When the first two needs are achieved, employees engage themselves in social needs which denotes love, affection and belongingness. According to Rivera (2006), employees in this phase involve themselves in the jobs that increase the amount of respect from peers, affection from customers and liking from boss. It reduces employee turnover and rate of absenteeism of an organisation by developing a culture of trust and honesty. The culture is linked to task significance, where employees can understand the impact of their jobs on colleagues and the whole organisation. Human resource managers can identify this stage by closely monitoring the employees’ performance. (Villarica 2011). Managers also provide feedback on the performance that would motivate the employee to carry on performing and understand the mistakes.

After fulfilling the first three needs, next need is self-esteem needs. At this point, employees desire for achievement, adequacy, competency. A job should have the characteristics of task identity and significance in this stage (Wahba & Bridwell 1976). It portrays a clear direction to the employees regarding their contribution towards the organisation and their accomplishments in the job. Employees want to be accepted and valued by others at this point because employees can apply some decisions to accomplish the work and become responsible for their own decisions. It is therefore related to autonomy of job characteristics as employees enjoy a certain level of freedom in decision making (Kremer & Hammond 2013).

The self-actualisation is the last phase of the hierarchy. The general components at this stage refers to an employee’s potentiality at a maximum level. It is related to skill variety as the potentiality depends on the usage of employees’ skills and abilities through creative working in an organisation. Besides, a leader naturally enjoys substantial level of autonomy over others. Challenging job and extraordinary achievement in work represents autonomy at this stage. However, a study shows that the job characteristics for self-actualisation does not exist in real business world because there is no perfect human being (Sze 2015). It is therefore very difficult for human resource managers to align the job characteristics for engaging employees in this stage.

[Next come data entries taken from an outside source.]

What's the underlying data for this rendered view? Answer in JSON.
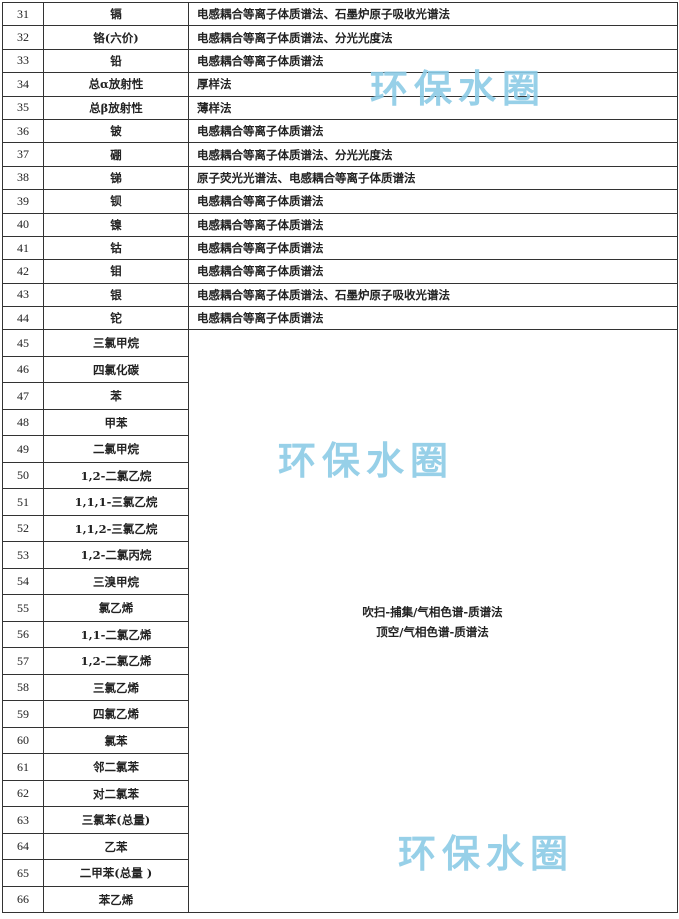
{
  "rows_top": [
    {
      "no": "31",
      "item": "镉",
      "method": "电感耦合等离子体质谱法、石墨炉原子吸收光谱法"
    },
    {
      "no": "32",
      "item": "铬(六价)",
      "method": "电感耦合等离子体质谱法、分光光度法"
    },
    {
      "no": "33",
      "item": "铅",
      "method": "电感耦合等离子体质谱法"
    },
    {
      "no": "34",
      "item": "总α放射性",
      "method": "厚样法"
    },
    {
      "no": "35",
      "item": "总β放射性",
      "method": "薄样法"
    },
    {
      "no": "36",
      "item": "铍",
      "method": "电感耦合等离子体质谱法"
    },
    {
      "no": "37",
      "item": "硼",
      "method": "电感耦合等离子体质谱法、分光光度法"
    },
    {
      "no": "38",
      "item": "锑",
      "method": "原子荧光光谱法、电感耦合等离子体质谱法"
    },
    {
      "no": "39",
      "item": "钡",
      "method": "电感耦合等离子体质谱法"
    },
    {
      "no": "40",
      "item": "镍",
      "method": "电感耦合等离子体质谱法"
    },
    {
      "no": "41",
      "item": "钴",
      "method": "电感耦合等离子体质谱法"
    },
    {
      "no": "42",
      "item": "钼",
      "method": "电感耦合等离子体质谱法"
    },
    {
      "no": "43",
      "item": "银",
      "method": "电感耦合等离子体质谱法、石墨炉原子吸收光谱法"
    },
    {
      "no": "44",
      "item": "铊",
      "method": "电感耦合等离子体质谱法"
    }
  ],
  "rows_bottom": [
    {
      "no": "45",
      "item": "三氯甲烷"
    },
    {
      "no": "46",
      "item": "四氯化碳"
    },
    {
      "no": "47",
      "item": "苯"
    },
    {
      "no": "48",
      "item": "甲苯"
    },
    {
      "no": "49",
      "item": "二氯甲烷"
    },
    {
      "no": "50",
      "item": "1,2-二氯乙烷"
    },
    {
      "no": "51",
      "item": "1,1,1-三氯乙烷"
    },
    {
      "no": "52",
      "item": "1,1,2-三氯乙烷"
    },
    {
      "no": "53",
      "item": "1,2-二氯丙烷"
    },
    {
      "no": "54",
      "item": "三溴甲烷"
    },
    {
      "no": "55",
      "item": "氯乙烯"
    },
    {
      "no": "56",
      "item": "1,1-二氯乙烯"
    },
    {
      "no": "57",
      "item": "1,2-二氯乙烯"
    },
    {
      "no": "58",
      "item": "三氯乙烯"
    },
    {
      "no": "59",
      "item": "四氯乙烯"
    },
    {
      "no": "60",
      "item": "氯苯"
    },
    {
      "no": "61",
      "item": "邻二氯苯"
    },
    {
      "no": "62",
      "item": "对二氯苯"
    },
    {
      "no": "63",
      "item": "三氯苯(总量)"
    },
    {
      "no": "64",
      "item": "乙苯"
    },
    {
      "no": "65",
      "item": "二甲苯(总量 )"
    },
    {
      "no": "66",
      "item": "苯乙烯"
    }
  ],
  "merged_method": [
    "吹扫-捕集/气相色谱-质谱法",
    "顶空/气相色谱-质谱法"
  ],
  "watermark": "环保水圈",
  "colors": {
    "watermark": "#8ccbe6",
    "border": "#333333"
  }
}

There are some issues related to Maslow’s hierarchy and job characteristics model. For example, identifying the needs of each employee are always complex and every employee may not experience the human needs in the same order as Maslow described. Therefore, describing job characteristics for each level can also be different. Peer pressure and inferiority complex play a vital role in job characteristics (Heylighen 1992). Thus, strong peer pressure and inferiority complex may demotivate employees. Moreover, when needs of a stage are fulfilled, employees follow the needs of next stage as a motivating factor and job characteristics related to the previous needs no longer exist. (Kaplan 2012)

Conclusion:

Engagement is an opportunity for employees to connect with the organisation and improve the motivation level. Motivation has two prime components – organisation and manager. Motivation with organisation is related to values, respect, leadership, trust, work environment; motivation with manager denotes feedback, treated fairly, working relationship. It is therefore believed that when employees’ needs fulfil at work, they experience a positive behavioural and affective processes (Denning 2012). A motivated employee is engaged to work an extra level to meet the organisation’s goals.